Theater offers opportunity for rare perspective

Theater is alive. One of theater’s most valuable assets is that it’s alive. This can create the opportunity to view a rare perspective.

John Peterson delivers that originality in his portrayal of Mel Edison in Neil Simon’s “The Prisoner of Second Avenue,” currently at Pro Arts Theatre in Kihei. His performance is intense, exposing the torment and intimacy of a person losing their mind, all unfolding before our very eyes, step by agonizing step. His character isn’t particularly likable, but still you root for him while laughing at his expense.

This is Peterson’s meatiest role to date. The summer of 2000 gave us his Maui debut as “Twelfth Night’s” Molvolio. The following year he performed in “Learned Ladies,” where he met his current co-star and thespian in crime, the multitalented Jennifer Rose. After Shakespeare and Moliere, it was “Rocky Horror’s” Riff Raff, twice, “Chicago’s” Mister Cellophane, the opera house owner in “Phantom,” a collaboration with Seabury seniors in Chekov’s “A Cherry Orchard” and many more.

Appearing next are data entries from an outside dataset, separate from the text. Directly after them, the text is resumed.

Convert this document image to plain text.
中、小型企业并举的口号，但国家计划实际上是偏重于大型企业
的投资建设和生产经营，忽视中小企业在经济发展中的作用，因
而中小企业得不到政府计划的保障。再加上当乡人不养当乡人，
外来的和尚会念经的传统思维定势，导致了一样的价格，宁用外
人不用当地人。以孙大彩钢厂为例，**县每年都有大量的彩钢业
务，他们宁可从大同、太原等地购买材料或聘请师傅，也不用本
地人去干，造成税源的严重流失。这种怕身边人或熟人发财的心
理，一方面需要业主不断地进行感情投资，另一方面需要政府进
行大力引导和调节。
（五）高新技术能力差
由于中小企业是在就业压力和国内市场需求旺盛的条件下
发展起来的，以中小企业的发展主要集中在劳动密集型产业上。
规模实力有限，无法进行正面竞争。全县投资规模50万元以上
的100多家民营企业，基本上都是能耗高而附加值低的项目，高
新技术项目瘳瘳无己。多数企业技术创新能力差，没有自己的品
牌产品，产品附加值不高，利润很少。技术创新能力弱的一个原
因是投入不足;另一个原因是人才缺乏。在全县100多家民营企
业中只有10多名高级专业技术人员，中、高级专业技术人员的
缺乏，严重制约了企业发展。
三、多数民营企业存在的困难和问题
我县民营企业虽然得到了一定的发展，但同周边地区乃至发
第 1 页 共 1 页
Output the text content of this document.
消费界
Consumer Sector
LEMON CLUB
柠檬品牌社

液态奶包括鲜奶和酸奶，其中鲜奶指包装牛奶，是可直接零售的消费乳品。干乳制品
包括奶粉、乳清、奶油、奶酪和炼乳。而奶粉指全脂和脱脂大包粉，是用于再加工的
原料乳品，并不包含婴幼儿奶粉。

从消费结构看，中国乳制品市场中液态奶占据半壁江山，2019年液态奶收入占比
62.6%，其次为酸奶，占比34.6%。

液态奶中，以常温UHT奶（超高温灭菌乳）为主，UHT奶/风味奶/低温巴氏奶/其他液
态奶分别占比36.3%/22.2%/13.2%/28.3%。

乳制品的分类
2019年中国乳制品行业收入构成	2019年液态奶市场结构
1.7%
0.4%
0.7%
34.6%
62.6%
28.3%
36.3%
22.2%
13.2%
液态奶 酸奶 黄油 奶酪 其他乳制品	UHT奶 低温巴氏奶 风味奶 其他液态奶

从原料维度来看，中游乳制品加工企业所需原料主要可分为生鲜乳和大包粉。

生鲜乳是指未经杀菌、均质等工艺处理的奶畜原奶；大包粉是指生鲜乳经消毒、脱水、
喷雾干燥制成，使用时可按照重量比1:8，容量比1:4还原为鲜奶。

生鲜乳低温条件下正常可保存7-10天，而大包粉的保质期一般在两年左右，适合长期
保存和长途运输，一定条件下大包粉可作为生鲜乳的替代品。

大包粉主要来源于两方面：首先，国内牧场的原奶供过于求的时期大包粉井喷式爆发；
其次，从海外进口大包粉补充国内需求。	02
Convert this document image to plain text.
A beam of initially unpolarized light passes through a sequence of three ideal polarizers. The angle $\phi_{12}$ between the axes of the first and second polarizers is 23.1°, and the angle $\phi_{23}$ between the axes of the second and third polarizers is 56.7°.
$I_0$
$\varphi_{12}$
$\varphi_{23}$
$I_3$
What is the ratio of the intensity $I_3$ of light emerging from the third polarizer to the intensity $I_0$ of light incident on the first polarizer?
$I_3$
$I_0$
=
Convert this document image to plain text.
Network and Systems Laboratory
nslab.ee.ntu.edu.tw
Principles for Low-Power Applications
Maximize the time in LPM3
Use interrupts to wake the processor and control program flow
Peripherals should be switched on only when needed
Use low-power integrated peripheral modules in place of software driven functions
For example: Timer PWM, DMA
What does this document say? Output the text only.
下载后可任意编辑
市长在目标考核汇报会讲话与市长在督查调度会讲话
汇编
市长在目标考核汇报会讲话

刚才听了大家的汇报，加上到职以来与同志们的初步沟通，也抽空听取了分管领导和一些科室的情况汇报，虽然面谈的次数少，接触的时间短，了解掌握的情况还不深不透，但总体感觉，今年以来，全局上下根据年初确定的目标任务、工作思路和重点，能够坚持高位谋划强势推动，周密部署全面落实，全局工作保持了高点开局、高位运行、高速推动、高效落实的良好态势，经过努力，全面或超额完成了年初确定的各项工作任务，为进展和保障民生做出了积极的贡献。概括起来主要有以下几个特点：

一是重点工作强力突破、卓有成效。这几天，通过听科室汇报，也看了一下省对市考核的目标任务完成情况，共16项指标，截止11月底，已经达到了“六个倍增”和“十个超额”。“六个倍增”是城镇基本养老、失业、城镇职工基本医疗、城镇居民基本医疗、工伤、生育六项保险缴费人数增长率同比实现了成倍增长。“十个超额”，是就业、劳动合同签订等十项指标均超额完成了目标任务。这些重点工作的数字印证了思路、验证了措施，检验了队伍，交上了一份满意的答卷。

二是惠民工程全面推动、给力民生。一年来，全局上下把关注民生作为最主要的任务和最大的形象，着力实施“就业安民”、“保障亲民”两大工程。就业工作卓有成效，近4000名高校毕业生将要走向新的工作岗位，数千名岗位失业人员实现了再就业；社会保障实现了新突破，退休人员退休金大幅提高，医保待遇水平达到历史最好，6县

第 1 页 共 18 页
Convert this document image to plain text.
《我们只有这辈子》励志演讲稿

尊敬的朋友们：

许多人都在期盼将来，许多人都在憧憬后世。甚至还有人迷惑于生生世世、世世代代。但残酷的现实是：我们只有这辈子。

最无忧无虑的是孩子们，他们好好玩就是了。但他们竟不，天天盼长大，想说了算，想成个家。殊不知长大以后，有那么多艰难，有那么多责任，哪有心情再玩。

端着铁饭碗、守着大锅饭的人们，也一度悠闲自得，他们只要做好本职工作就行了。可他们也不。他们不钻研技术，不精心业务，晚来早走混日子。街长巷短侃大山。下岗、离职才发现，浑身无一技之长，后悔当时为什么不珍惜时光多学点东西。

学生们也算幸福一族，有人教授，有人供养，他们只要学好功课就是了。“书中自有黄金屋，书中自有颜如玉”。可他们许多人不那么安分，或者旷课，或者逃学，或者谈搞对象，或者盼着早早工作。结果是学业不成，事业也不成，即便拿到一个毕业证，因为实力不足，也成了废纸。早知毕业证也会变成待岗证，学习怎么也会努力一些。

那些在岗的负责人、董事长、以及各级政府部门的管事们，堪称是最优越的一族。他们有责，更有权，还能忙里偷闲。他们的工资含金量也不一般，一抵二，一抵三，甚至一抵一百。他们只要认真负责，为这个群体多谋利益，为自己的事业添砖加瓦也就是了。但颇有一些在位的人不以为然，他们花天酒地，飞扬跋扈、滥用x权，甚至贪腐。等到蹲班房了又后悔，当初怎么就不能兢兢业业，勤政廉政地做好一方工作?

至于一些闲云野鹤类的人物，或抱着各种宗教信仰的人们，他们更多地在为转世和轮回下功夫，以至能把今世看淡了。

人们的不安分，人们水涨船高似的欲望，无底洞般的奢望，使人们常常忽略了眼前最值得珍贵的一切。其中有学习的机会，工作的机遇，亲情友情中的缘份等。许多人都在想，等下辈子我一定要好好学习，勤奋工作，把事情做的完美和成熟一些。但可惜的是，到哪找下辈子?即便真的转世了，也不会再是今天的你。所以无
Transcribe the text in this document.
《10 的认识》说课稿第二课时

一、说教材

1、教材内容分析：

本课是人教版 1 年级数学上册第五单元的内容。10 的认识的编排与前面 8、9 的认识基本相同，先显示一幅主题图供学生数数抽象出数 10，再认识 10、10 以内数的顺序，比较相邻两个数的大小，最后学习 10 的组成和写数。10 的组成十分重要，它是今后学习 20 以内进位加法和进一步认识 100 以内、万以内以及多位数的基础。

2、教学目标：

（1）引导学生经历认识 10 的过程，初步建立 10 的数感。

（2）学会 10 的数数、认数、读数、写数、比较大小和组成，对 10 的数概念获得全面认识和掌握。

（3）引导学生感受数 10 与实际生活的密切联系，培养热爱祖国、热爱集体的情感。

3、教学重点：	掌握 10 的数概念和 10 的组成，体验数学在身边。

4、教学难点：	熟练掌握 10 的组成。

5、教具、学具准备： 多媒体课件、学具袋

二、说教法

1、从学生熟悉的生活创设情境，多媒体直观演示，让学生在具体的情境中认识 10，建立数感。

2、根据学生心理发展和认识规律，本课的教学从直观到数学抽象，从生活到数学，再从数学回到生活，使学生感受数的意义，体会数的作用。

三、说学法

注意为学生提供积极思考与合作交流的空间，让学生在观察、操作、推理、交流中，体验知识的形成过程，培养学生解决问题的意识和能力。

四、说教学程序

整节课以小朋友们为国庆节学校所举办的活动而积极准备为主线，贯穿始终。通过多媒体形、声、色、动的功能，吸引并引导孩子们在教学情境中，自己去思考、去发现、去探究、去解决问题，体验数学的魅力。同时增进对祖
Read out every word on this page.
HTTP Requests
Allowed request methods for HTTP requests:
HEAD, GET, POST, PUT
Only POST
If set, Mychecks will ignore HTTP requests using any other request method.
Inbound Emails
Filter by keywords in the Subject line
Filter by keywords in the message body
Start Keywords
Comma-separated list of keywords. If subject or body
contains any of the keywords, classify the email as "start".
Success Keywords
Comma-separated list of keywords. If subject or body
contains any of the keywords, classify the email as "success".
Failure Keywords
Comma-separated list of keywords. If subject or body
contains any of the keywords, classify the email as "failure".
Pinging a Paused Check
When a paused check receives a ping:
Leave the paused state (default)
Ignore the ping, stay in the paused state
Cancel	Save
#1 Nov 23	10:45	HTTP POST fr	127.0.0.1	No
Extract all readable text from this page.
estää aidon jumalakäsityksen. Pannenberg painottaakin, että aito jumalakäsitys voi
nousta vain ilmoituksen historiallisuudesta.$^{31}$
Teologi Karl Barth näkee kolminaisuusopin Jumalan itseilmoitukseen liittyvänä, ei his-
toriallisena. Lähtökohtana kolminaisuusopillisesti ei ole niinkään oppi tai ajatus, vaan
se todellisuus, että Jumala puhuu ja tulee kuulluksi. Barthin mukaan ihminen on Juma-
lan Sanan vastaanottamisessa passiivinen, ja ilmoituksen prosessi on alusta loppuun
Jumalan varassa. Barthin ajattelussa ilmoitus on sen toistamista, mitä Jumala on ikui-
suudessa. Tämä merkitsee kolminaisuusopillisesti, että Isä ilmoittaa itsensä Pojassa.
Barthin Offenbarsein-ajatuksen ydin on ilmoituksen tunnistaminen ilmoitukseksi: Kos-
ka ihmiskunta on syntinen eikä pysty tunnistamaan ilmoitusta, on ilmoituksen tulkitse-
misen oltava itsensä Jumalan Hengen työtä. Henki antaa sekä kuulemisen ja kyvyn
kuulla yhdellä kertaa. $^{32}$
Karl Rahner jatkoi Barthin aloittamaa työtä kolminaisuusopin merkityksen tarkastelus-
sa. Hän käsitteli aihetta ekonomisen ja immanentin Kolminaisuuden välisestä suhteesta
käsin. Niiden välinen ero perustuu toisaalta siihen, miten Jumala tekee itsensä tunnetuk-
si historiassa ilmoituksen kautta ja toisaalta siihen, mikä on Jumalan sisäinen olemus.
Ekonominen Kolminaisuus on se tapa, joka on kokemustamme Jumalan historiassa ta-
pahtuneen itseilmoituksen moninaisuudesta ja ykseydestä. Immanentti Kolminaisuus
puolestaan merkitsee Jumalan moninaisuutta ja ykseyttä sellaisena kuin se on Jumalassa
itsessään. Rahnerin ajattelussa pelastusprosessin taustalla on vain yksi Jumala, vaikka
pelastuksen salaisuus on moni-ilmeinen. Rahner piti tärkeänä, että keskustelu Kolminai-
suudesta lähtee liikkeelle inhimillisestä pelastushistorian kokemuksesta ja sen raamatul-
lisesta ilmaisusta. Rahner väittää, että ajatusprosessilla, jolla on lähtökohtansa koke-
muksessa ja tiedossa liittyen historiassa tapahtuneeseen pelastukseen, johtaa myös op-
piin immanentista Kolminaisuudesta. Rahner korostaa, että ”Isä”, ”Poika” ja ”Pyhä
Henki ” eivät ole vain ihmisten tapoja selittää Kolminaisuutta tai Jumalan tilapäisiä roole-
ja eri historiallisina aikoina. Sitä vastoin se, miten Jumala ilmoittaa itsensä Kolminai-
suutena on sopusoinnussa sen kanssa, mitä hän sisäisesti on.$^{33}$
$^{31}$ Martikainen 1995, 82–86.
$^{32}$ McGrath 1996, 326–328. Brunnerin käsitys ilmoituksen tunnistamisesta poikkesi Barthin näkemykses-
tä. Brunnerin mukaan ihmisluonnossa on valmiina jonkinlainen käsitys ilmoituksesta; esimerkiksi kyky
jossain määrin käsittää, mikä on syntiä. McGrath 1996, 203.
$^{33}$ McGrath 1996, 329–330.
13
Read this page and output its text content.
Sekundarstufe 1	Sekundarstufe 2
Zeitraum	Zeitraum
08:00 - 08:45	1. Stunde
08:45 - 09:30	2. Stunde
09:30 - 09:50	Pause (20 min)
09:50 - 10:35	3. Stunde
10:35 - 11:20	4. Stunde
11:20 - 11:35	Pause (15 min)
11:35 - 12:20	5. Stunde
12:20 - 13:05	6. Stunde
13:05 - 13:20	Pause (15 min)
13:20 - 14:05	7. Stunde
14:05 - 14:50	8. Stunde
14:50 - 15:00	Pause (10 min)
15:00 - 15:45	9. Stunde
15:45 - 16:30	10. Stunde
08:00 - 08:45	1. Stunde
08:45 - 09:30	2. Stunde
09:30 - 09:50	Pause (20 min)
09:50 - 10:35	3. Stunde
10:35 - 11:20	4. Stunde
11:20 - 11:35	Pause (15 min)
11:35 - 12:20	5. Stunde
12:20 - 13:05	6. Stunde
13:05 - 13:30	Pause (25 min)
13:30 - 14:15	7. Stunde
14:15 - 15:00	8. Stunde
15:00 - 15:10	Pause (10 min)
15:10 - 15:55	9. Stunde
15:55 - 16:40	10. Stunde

His fans often ask when Peterson will be performing again. This is it and it’s a rare one-time portrayal of this character. Performances end May 19.

Kudos to the entire cast for its dedication. His chemistry with Rose is pivotal. They play off each other, demonstrating the importance of reacting and being in the moment with each other. The family members are superb, offering levity at tense moments.

Theater is alive, even if not mentally well.